Suddenly she felt something cool placed within her hands, and her fingers were pressed gently but forcibly about the object. It was the sword she had left behind. A superstitious fear assailed her that the gods had perceived her weakness and inexorably had placed the sword within her hands, demanding of Ohano that she do her duty.
Within the girl’s breast a new emotion arose—the ambition to prove to all the ancestors that within her weak and insignificant body yet glowed the spark of heroism; that she was, after all, a true daughter of the samourai.
Her hands acquired a miraculous steadiness and strength. She set the sword firmly before her, point up. Grasping it with both hands about the middle, she dumbly, and with a certain dignity and even grace, rested her body upon it.
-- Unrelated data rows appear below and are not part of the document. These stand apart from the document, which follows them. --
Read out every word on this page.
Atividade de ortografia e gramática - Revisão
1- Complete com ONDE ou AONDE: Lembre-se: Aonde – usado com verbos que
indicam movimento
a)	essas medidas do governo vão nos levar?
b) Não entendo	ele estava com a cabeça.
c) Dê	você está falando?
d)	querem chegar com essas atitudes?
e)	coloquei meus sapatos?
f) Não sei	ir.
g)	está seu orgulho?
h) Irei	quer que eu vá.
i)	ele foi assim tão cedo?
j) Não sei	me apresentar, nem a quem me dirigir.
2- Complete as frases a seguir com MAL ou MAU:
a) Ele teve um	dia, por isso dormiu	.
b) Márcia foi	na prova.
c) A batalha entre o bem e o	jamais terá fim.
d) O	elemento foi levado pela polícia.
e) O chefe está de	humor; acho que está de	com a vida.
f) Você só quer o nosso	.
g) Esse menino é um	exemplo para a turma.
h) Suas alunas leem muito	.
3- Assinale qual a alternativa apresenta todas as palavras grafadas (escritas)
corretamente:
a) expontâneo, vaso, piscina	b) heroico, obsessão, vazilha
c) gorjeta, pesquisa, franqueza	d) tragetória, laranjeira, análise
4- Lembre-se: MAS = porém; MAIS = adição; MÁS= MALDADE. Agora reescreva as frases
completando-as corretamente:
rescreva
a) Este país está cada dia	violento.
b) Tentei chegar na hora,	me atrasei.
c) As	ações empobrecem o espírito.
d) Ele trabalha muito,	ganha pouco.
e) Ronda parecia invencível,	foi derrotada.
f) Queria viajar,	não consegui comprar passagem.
Slowly she sank down the full length of the blade.
CHAPTER XXVI
MEANWHILE, within the war-torn heart of Manchuria, the last words of Ohano came up to torment the soldier. His days and nights were made horrible by the imagined reiteration in his ears of the words of Ohano.
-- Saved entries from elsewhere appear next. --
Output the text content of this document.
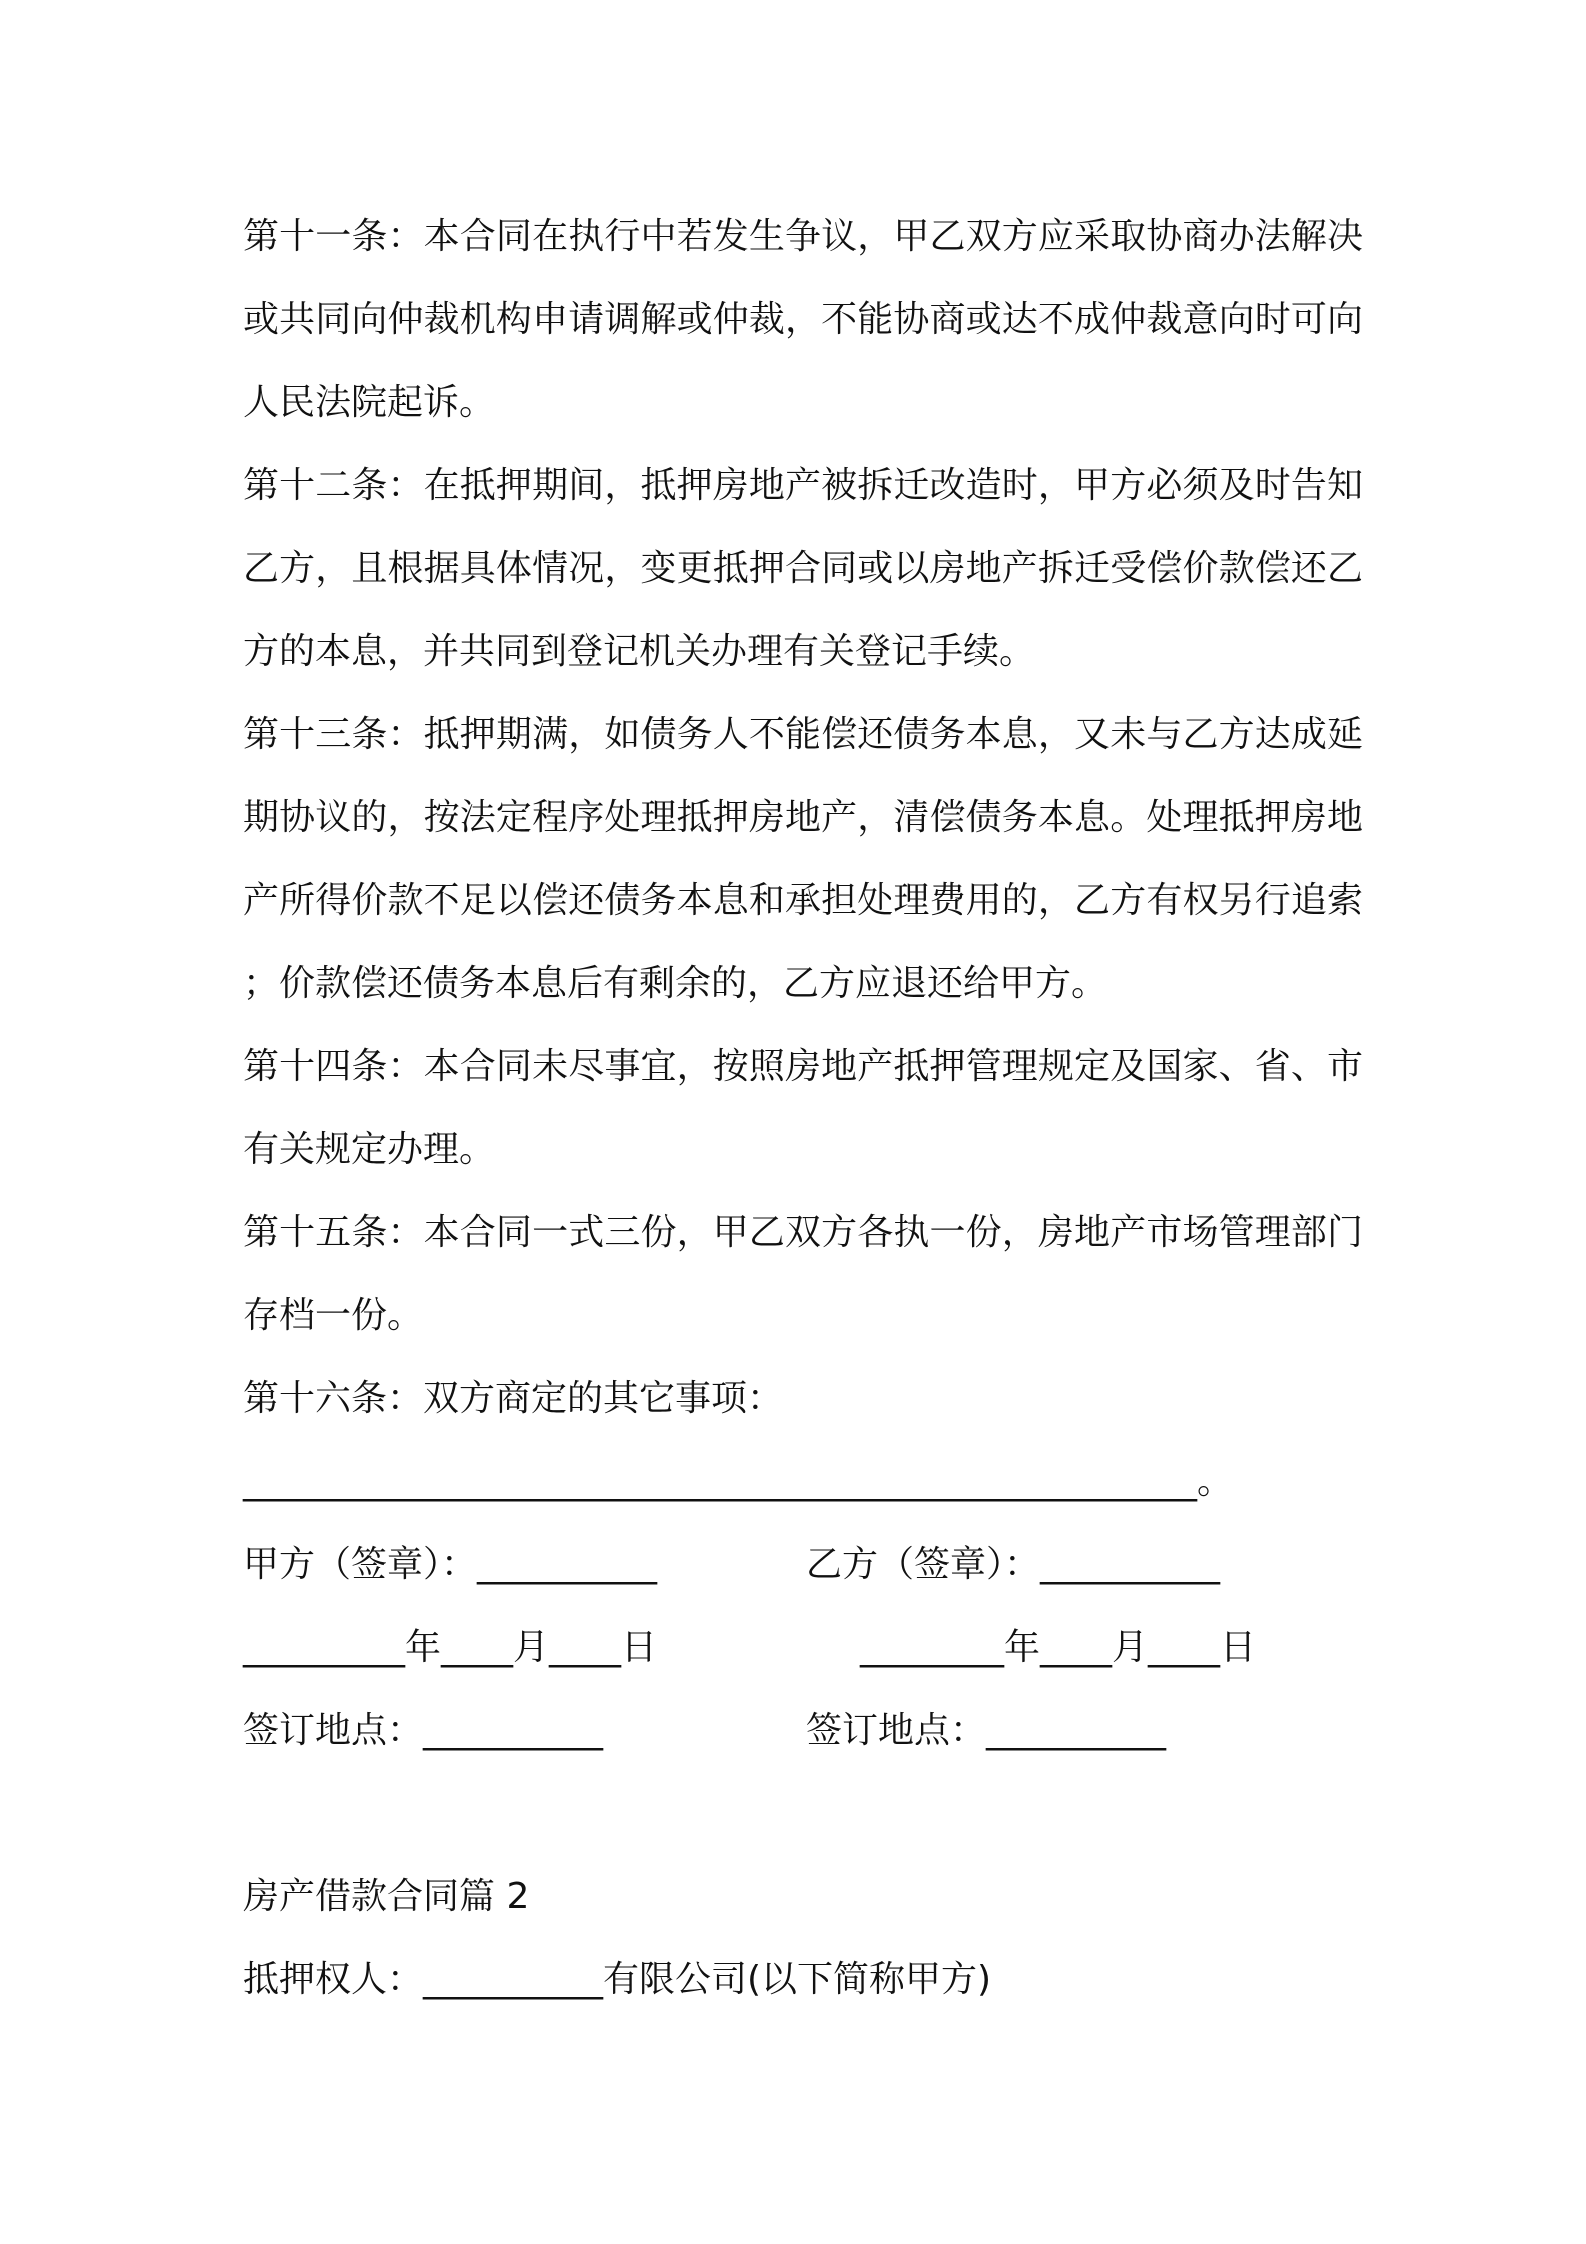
第十一条：本合同在执行中若发生争议，甲乙双方应采取协商办法解决或共同向仲裁机构申请调解或仲裁，不能协商或达不成仲裁意向时可向人民法院起诉。

第十二条：在抵押期间，抵押房地产被拆迁改造时，甲方必须及时告知乙方，且根据具体情况，变更抵押合同或以房地产拆迁受偿价款偿还乙方的本息，并共同到登记机关办理有关登记手续。

第十三条：抵押期满，如债务人不能偿还债务本息，又未与乙方达成延期协议的，按法定程序处理抵押房地产，清偿债务本息。处理抵押房地产所得价款不足以偿还债务本息和承担处理费用的，乙方有权另行追索；价款偿还债务本息后有剩余的，乙方应退还给甲方。

第十四条：本合同未尽事宜，按照房地产抵押管理规定及国家、省、市有关规定办理。

第十五条：本合同一式三份，甲乙双方各执一份，房地产市场管理部门存档一份。

第十六条：双方商定的其它事项：

_____________________________________________________。
甲方（签章）：__________	乙方（签章）：__________
_________年____月____日	________年____月____日
签订地点：__________	签订地点：__________

房产借款合同篇 2

抵押权人：__________有限公司(以下简称甲方)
By the light of a hundred camp-fires he saw the face of Moonlight, the wife he had discarded at the command of the ancestors. He tried to picture it as he had first seen her, with that peculiar radiance about her beauty. She had appeared to him then like to some rare and precious flower, so fragile and exquisite it seemed almost profanation to touch her. How he had desired her! How he had adored her!
He recalled, with anguish, the first days of their marriage—a mixture of exquisite joy and pain; then the harrowing, heartbreaking months that had followed—the metamorphosis that had taken place in his beautiful wife. How timid, meek, submissive, they had made her in those latter days! He paced and repaced the ground, suffering torments incomparably worse than those of the wounded soldiers.
To think of Moonlight as an inmate of the Yoshiwara, as Ohano had insisted, the last resource of the most abandoned of lost souls, was to arouse him to an inner frenzy that no amount of action in the bloodiest encounters could even temporarily efface.